Trimming the workforce will help GE achieve its goal of slicing $1 billion of structural costs next year in the power division. That plan is part of a larger effort to cut $3.5 billion of expenses across the company through 2018.
GE shares were up 0.5% in premarket trade. However, the company’s shares have sunk 44% this year.
According to Bloomberg, GE had about 300,000 employees across its operating units at the end of last year. Power was the company’s biggest division, with sales last year of $26.8 billion. The total would have been $36.8 billion after accounting for the effects of a reorganization this year in which GE added some energy businesses to the unit.
The manufacturer has been hit hard by flagging demand for electricity generated with natural gas, in part due to a shift toward power from renewable sources. In addition, “we have exacerbated the market situation with some really poor execution,” Flannery told investors last month.
The power unit expanded considerably with the $10 billion acquisition of Alstom SA’s energy business in 2015 - but the drawn-out deal has turned into a drag. Intended to broaden the product lineup with steam-turbine technology, the tie-up pushed GE Power’s workforce to 65,000 at a time when the market was slowing.
“Alstom has clearly performed below our expectations,” Flannery said last month, referring to the assets acquired from the French company.
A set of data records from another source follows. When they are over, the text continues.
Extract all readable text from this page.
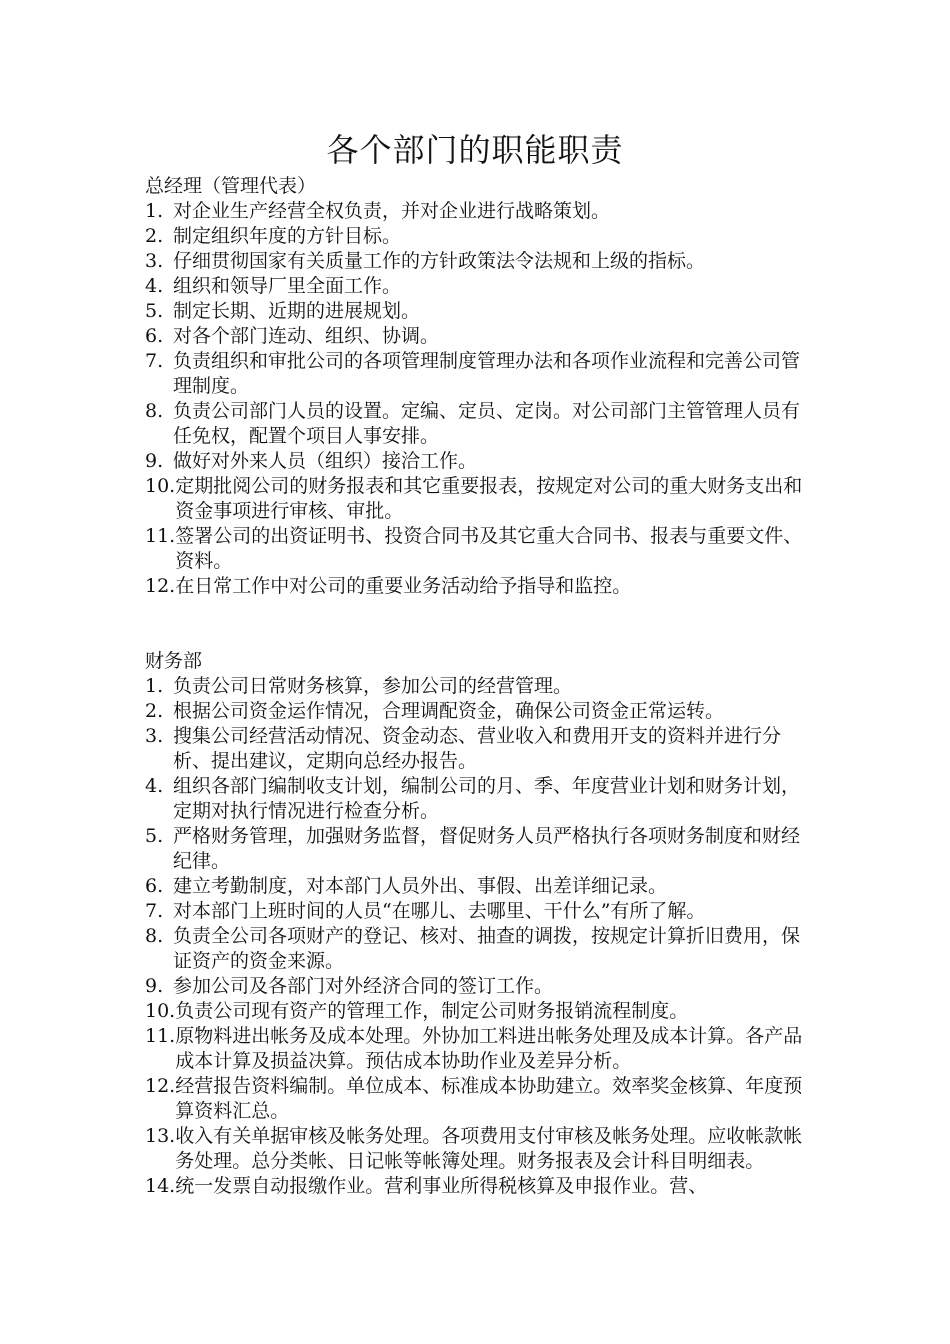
各个部门的职能职责

总经理（管理代表）

1. 对企业生产经营全权负责，并对企业进行战略策划。
2. 制定组织年度的方针目标。
3. 仔细贯彻国家有关质量工作的方针政策法令法规和上级的指标。
4. 组织和领导厂里全面工作。
5. 制定长期、近期的进展规划。
6. 对各个部门连动、组织、协调。
7. 负责组织和审批公司的各项管理制度管理办法和各项作业流程和完善公司管理制度。
8. 负责公司部门人员的设置。定编、定员、定岗。对公司部门主管管理人员有任免权，配置个项目人事安排。
9. 做好对外来人员（组织）接洽工作。
10. 定期批阅公司的财务报表和其它重要报表，按规定对公司的重大财务支出和资金事项进行审核、审批。
11. 签署公司的出资证明书、投资合同书及其它重大合同书、报表与重要文件、资料。
12. 在日常工作中对公司的重要业务活动给予指导和监控。

财务部

1. 负责公司日常财务核算，参加公司的经营管理。
2. 根据公司资金运作情况，合理调配资金，确保公司资金正常运转。
3. 搜集公司经营活动情况、资金动态、营业收入和费用开支的资料并进行分析、提出建议，定期向总经办报告。
4. 组织各部门编制收支计划，编制公司的月、季、年度营业计划和财务计划，定期对执行情况进行检查分析。
5. 严格财务管理，加强财务监督，督促财务人员严格执行各项财务制度和财经纪律。
6. 建立考勤制度，对本部门人员外出、事假、出差详细记录。
7. 对本部门上班时间的人员“在哪儿、去哪里、干什么”有所了解。
8. 负责全公司各项财产的登记、核对、抽查的调拨，按规定计算折旧费用，保证资产的资金来源。
9. 参加公司及各部门对外经济合同的签订工作。
10. 负责公司现有资产的管理工作，制定公司财务报销流程制度。
11. 原物料进出帐务及成本处理。外协加工料进出帐务处理及成本计算。各产品成本计算及损益决算。预估成本协助作业及差异分析。
12. 经营报告资料编制。单位成本、标准成本协助建立。效率奖金核算、年度预算资料汇总。
13. 收入有关单据审核及帐务处理。各项费用支付审核及帐务处理。应收帐款帐务处理。总分类帐、日记帐等帐簿处理。财务报表及会计科目明细表。
14. 统一发票自动报缴作业。营利事业所得税核算及申报作业。营、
As the size of the hurdles became clear this year, GE made changes to management in the power business and reorganized divisions. Russell Stokes was named head of GE Power in June, taking over from Steve Bolze, who left the company shortly after Flannery was named to succeed Jeffrey Immelt as GE’s next CEO.
Online message boards for GE employees were active in recent weeks as workers discussed layoff notices going out in GE Power manufacturing locations such as Greenville, South Carolina, and Schenectady, New York. GE also met with union representatives in Europe this week to discuss cutbacks there.
Today, Reuters reported that GE is planning to slash 1,600 jobs from its power-generation business in Germany. The cuts will affect staff in Mannheim, Stuttgart, Berlin, Moenchengladbach and Kassel and will be confirmed after talks with labor representatives, GE said in a statement. Yesterday, Reuters reported that the company could cut as many as 4,500 jobs across Europe.
After the financial crisis he divested many of GE's 'toxic' financial divisions at the bottom and instead invested heavily in the oil sector instead, which looked like a smart move, until the business topped.
Back in November, Flannery slashed the dividend by 50%, hoping to rescue some cash flow.
Even as the stock has underperformed, because of the rapidly decreasing earnings and declining sales, GE isn't cheap on a historical basis, based on p/b, p/s, p/e ratios. As a matter of fact, at 28x earnings and 1.7x sales, the stock is still at the top end of its valuation.